The day Waddy Wachtel told Mick Jagger he was playing a Rolling Stones song “wrong”

News The day Waddy Wachtel told Mick Jagger he was playing a Rolling Stones song “wrong”

There’s a good chance that Mick Jagger doesn’t need to answer to anyone anymore until he’s dead in the ground. For all of his years as the leader of The Rolling Stones, Jagger feels more like a myth than man these days, constantly strutting his stuff like he did in his prime while also being able to sing a lot better than many of his contemporaries could hope to. Even a rock god is fallible, though, and Waddy Wachtel had the unenviable task of confronting Jagger when he made a mistake.

Let’s just call it like it is: Mick Jagger doesn’t seem like he can make mistakes. For as long as The Stones have been together, it feels like Jagger has his sound down to a science, and even if he were to screw it up, it seems like it would have been a happy accident rather than anything too messy.

When the band worked on Bridges to Babylon, the claws came out when Wachtel walked into the studio. It’s not like Wachtel didn’t have a good track record as a guitar player, either, serving as a veteran guitarist on the studio scene and working with industry veterans like Stevie Nicks.

All of the pieces were there for Wachtel to make a great song, but ‘Anybody Seen My Baby’ had a harsh note in it that was too bad to ignore. When talking about the track, Wachtel remembered hearing a wrong chord in the mix, saying, “I told [producer] Don [Was], ‘Something’s wrong, someone’s playing a wrong chord there’, and we’d solo’d all the instruments and found out it was Mick’s.”

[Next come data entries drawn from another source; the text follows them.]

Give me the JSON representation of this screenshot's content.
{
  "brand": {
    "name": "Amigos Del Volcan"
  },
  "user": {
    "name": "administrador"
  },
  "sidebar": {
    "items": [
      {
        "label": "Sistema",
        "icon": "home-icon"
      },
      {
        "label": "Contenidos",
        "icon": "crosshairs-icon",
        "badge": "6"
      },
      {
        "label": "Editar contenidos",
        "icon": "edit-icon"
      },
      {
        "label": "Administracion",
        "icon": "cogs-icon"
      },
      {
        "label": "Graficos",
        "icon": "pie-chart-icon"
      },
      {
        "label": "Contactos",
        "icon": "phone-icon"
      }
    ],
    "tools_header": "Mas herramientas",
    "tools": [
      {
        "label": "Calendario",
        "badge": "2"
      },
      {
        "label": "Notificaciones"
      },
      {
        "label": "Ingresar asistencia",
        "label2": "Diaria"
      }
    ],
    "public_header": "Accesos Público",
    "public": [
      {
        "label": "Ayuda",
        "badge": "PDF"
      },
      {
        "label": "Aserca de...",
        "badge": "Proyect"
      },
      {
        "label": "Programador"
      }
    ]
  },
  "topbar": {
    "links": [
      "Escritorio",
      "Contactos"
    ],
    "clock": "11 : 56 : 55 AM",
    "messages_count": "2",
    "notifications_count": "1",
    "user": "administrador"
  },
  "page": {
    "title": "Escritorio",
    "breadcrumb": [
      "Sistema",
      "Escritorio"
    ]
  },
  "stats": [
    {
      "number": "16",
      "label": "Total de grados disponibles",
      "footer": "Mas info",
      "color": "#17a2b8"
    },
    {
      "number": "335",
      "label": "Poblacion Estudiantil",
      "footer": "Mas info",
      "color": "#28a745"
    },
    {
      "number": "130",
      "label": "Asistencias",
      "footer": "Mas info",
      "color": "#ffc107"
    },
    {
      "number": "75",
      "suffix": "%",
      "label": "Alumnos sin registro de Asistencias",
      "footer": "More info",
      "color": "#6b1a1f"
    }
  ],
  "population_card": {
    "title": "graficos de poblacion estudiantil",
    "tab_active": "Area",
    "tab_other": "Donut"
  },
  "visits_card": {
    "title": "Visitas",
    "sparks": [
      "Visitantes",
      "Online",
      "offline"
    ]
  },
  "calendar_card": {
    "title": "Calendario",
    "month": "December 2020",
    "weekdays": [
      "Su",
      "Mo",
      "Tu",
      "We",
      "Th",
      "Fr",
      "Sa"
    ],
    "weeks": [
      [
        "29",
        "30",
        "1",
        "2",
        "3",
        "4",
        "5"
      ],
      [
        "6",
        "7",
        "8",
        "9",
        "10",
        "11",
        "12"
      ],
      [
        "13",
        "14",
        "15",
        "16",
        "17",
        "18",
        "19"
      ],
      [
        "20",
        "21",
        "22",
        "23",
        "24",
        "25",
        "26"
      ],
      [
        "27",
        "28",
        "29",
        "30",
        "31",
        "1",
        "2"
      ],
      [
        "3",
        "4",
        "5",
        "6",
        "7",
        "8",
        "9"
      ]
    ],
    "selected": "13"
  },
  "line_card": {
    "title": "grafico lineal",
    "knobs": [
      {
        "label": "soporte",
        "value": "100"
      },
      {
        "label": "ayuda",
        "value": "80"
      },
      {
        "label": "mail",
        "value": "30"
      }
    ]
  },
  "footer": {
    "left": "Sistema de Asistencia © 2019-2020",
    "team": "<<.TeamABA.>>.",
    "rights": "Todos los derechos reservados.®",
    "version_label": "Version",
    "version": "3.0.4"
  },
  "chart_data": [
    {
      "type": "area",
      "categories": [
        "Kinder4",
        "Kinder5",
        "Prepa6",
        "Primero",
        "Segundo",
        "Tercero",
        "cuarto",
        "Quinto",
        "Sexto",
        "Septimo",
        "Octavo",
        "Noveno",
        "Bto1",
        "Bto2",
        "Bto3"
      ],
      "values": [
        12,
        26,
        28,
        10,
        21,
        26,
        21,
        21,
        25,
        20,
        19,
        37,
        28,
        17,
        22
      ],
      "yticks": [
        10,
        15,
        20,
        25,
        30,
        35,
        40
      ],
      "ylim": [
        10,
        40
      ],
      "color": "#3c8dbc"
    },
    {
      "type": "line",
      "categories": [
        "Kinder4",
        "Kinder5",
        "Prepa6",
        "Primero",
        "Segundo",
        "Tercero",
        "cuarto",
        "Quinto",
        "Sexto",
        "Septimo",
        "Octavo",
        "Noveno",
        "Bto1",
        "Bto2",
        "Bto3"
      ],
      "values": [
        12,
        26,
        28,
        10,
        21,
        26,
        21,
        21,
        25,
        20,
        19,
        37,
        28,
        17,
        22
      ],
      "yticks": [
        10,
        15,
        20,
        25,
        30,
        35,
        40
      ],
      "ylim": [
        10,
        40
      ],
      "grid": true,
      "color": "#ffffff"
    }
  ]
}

Suffice it to say, the man who wrote works like ‘Paint It Black’ was less than thrilled to have to be called back in again to play the track. Jagger was always a perfectionist when it came to organising where all the elements of a song should be, so hearing that he was the one who screwed up is the equivalent of telling Dave Grohl that there’s something wrong with a Foo Fighters piece.

Whereas the Jagger of yesteryear may have dealt with this with a two-finger salute and sent Wachtel on his way, he eventually just asked Wachtel to perform the track himself. Although the attitude of Jagger’s guitar may have been gone, it’s probably better to have the right notes added in than have something that transparently doesn’t work.

Because if you’re looking at the rest of the record, they weren’t short on stuff that didn’t work. Although half of the album would have made for a decent Stones project, hearing a song like ‘Might As Well Get Juiced’ is one of the most misguided tunes that they had ever taken on, especially towards the end where it sounds like the band took a song to an EDM producer and let them do whatever they wanted with it.

Out of all the entries on the record, ‘Anybody Seen My Baby’ feels the closest to what the group used to be about, which was enough to convince Keith Richards to play on it after refusing to play anything on the song. Jagger and Richards may be joined at the hip for life, but sometimes you need a middle ground like Wachtel to bounce ideas off.